| 7.2°C Belfast

Amazon halts alcohol sales in Northern Ireland over new Brexit customs rules

Online retailer concerned excise duty will have to be paid twice on alcohol shipments

Close

Amazon orders appear to be largely unaffected by the new trading arrangements. (Aaron Chown/PA)

Amazon orders appear to be largely unaffected by the new trading arrangements. (Aaron Chown/PA)

PA

Amazon orders appear to be largely unaffected by the new trading arrangements. (Aaron Chown/PA)

Amazon has stopped selling wines, beers and spirits to its Northern Ireland customers due to with new customs rules post-Brexit, it has emerged.

ITV News reports that the online retailer is concerned that excise duty will now have to be paid twice on all shipments of alcohol which are sent from the British mainland across the Irish Sea.

Amazon’s suspended orders in Northern Ireland at the end of December, shortly after the UK/EU trade deal was published, and the decision is unlikely to be reversed until the company obtains clarity on the tax situation from HMRC.

One Amazon customer from Belfast, who didn’t wish to be identified, told ITV News his subscription for a delivery of whisky every three months had been cancelled.

“My biggest issue is they will no longer supply any alcohol to Northern Ireland, despite me being a Prime customer and having bought hundreds of items over the past 15 years,” he said.

Industry sources say Amazon is also considering halting the sale of a large number of other products to Northern Irish customers - including pet food, organic food supplements and some over-the-counter medicines - before the end of March when the three-month Brexit customs grace period ends.
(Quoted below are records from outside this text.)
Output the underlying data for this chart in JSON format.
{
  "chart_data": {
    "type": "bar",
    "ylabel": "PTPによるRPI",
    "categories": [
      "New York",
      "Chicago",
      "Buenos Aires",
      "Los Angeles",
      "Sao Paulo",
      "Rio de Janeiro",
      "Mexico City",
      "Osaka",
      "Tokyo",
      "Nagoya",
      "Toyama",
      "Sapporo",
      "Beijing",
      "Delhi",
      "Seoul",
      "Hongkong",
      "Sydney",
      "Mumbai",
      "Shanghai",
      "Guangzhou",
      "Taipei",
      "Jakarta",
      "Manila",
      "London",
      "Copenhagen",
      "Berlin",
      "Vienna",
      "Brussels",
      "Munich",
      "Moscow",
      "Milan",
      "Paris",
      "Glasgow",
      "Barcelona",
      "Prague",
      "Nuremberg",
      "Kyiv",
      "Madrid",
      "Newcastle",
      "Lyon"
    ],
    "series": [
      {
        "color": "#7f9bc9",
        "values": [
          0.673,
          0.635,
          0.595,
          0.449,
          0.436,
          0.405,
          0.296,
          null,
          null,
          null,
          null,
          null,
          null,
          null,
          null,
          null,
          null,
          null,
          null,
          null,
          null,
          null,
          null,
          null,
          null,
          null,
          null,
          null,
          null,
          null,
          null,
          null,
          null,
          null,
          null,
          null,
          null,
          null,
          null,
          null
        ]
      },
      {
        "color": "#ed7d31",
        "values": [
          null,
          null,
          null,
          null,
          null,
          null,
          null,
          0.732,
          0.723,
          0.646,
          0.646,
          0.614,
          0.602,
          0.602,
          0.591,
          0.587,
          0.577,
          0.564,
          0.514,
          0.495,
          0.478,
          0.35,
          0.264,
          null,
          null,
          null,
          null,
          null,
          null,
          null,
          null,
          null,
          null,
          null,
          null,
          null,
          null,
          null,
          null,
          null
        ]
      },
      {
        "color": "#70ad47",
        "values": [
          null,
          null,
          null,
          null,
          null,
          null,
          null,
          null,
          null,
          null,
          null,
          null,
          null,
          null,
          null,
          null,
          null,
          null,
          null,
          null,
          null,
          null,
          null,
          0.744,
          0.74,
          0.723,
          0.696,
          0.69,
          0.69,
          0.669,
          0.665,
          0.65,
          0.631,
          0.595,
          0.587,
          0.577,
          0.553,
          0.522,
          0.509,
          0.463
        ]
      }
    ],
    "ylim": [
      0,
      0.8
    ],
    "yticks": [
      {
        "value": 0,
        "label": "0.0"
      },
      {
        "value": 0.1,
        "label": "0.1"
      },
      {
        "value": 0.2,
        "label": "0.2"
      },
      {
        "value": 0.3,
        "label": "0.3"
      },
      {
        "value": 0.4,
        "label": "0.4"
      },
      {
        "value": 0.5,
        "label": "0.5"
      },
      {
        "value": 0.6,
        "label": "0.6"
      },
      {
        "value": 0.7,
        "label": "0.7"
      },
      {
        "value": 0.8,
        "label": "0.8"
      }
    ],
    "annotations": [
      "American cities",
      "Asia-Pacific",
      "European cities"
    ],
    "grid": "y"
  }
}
From April 1, all deliveries of products of animal origin, sent from mainland Britain to Northern Ireland, will need to be accompanied by Export Health Certificates (EHC) which need to be signed-off by a vet.

Amazon is concerned that the burden of the extra customs paperwork coupled with the requirement for physical checks will be too costly and disruptive, running the risk that lorries carrying thousands of Amazon parcels - many of which won’t require EHCs - get held-up at the border.

Northern Ireland’s online shoppers are already facing fewer choices as big retailers like John Lewis, Dunelm and TK Maxx pause deliveries to here..

In a statement, a spokesperson from Amazon said: “We are planning and preparing for April 1st end of the grace period so we can continue to serve our customers in Northern lreland who count on Amazon with the broadest possible selection of products.”

A government spokesperson said: “These goods will not be taxed twice, and we will issue new guidance clarifying the position to ensure any remaining issues are addressed.”